What is the unconscious mind, anyway?

If you pay attention to what people say when they talk about your unconscious mind, you'll notice that they're not particularly consistent. For instance, they'll say your unconscious mind is childishly literal and that it's the source of your creativity. And they'll say that your unconscious is always looking out for you, but isn't it also the little voice in your head that, when you come home in the evening and face an angry spouse, points out, "It's your anniversary today," which begs the question, "Why the heck didn't you tell me this yesterday?"

The fact is that "unconscious mind" is an umbrella term for many different functions, most of which, though cool, are poorly understood. For that matter, the division between consciousness and the unconscious also varies from moment to moment.

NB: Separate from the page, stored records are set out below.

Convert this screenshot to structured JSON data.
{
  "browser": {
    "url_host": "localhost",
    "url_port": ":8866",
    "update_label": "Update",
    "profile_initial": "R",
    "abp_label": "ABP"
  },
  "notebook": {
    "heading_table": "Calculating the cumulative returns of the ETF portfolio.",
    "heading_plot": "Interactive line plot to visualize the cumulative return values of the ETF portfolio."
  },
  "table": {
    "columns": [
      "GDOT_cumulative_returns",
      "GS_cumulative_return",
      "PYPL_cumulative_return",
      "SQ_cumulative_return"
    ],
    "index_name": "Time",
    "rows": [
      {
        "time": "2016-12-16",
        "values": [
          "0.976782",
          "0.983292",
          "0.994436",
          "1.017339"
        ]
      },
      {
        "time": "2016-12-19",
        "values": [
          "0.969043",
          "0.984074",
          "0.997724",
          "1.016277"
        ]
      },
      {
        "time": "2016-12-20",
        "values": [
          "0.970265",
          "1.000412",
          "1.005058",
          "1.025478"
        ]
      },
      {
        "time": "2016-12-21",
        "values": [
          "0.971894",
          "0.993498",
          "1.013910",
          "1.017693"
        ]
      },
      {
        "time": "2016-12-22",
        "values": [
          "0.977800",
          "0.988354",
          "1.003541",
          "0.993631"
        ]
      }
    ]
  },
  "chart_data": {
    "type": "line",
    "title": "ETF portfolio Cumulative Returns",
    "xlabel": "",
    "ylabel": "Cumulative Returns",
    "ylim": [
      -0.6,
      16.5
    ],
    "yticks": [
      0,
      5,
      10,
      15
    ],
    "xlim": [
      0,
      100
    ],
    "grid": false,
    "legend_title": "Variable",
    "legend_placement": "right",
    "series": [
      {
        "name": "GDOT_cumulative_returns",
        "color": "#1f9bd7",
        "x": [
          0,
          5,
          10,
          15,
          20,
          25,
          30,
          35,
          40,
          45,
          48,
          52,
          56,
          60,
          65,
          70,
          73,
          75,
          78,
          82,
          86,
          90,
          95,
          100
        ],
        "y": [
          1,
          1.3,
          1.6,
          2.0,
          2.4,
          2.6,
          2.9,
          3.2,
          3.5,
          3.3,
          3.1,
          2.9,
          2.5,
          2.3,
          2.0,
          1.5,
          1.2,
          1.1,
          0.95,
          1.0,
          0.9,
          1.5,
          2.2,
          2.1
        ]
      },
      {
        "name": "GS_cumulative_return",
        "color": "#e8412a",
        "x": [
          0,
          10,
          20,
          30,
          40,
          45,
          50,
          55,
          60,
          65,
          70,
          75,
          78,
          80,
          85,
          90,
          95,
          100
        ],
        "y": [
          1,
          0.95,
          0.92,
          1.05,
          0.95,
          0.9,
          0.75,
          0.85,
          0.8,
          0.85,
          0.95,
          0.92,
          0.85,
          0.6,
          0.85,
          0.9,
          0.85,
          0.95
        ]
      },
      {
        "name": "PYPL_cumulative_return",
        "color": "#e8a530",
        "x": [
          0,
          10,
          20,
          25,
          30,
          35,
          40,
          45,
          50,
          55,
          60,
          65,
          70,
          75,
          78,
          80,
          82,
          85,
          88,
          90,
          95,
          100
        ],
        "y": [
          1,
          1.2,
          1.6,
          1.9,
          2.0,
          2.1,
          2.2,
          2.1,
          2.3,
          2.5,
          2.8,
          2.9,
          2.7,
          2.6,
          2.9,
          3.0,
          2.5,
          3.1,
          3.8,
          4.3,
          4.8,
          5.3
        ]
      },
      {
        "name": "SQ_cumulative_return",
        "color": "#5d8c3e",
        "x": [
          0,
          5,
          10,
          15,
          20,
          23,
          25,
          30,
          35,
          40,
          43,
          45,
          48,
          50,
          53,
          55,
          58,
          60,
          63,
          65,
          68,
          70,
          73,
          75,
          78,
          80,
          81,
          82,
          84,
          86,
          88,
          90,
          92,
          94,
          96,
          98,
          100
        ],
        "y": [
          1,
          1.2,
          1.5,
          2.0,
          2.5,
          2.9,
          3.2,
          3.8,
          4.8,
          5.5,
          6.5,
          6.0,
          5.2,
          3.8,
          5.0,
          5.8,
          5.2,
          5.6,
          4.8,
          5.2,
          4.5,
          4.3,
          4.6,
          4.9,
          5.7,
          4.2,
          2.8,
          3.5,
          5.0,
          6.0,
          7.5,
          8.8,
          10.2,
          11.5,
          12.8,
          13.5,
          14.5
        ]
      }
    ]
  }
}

For example, you probably weren't conscious of the sensations in your left big toe until I mentioned it, and yet, when your toe requires your attention, such as when you stub it against something, you focus on it automatically. The rest of the time, it's in the background, allowing your conscious mind to focus on something else.

And that means that the term "unconscious mind" refers to everything your brain is doing that you're not conscious of at the moment, including some things that you've never had consciousness of yet, that seem inaccessible, and others that you are conscious of from time to time.

Part of this is presumably purely a matter of brain training, while others revolve around the mind-body connection. Most of us don't know how to dilate our pupils at will, and make the pupil of the right and left eyes different from one another. This is usually considered to be an unconscious reflex, but some people can control their pupils at will; it's a skill you can learn. And if this "involuntary reflex" can be controlled, what can't be?

So when you're not dilating them consciously, your pupils are being controlled by the unconscious mind, which also controls your dreams at night, manages your heart and your digestion, comes up with weird and wonderful ideas, and reacts to things you're only imagining as if they are happening right now. These are very different functions, but they're all tied together somehow.

So far, the immense complexity of the nervous system has kept us from figuring these things out with the kind of precision that we expect from a science. Discovering the laws of planetary motion and gravity are child's play by comparison! But it's always been true that the way things start is that theory lags far behind practice, and we know about things that work and things that don't, even though we don't exactly know why. Not only can we enjoy music without understanding the neural pathways behind this, we can compose music without knowing this. Perhaps someday we'll know enough about neural theory that music theory becomes a subset of it, but in the meantime we have a patchwork of different disciplines based on what works and what doesn't.

Hypnosis is like this, too. Hypnosis is a set of techniques that enhance communication with the unconscious mind and, through it, allow access to the mind-body connection. There are a lot of excellent hypnotic techniques for a variety of uses, and a patchwork of theory that allows you to predict likely results and extend the boundaries of practice, though as far as getting back to  first causes, it ain't gonna happen for a long time yet, any more than we can answer, "Why do humans like music, exactly?"

I could say a lot about left-brain vs. right-brain, cerebral cortex vs. cerebellum, brain stem, and peripheral nerves, but I'm not going to today. The main take-away is that our minds are compartmentalized, but communication between every part exists. The pathways can be long and indirect -- people who've had their brain hemispheres separated can no longer take the short path, the corpus callosium, for left-brain/right-brain communication, but signals can still go down to the brain stem and back up into the other hemisphere, or take the long way and use one hand to let the other know what it's doing. Everything we know about the mind is an over-simplification, and it's good to assume that "there's always another way."

And with all the thousands or millions of combinations of "other ways" that we use every day, and others that we can learn to use, you can see how the "unconscious mind" is a very loose concept indeed.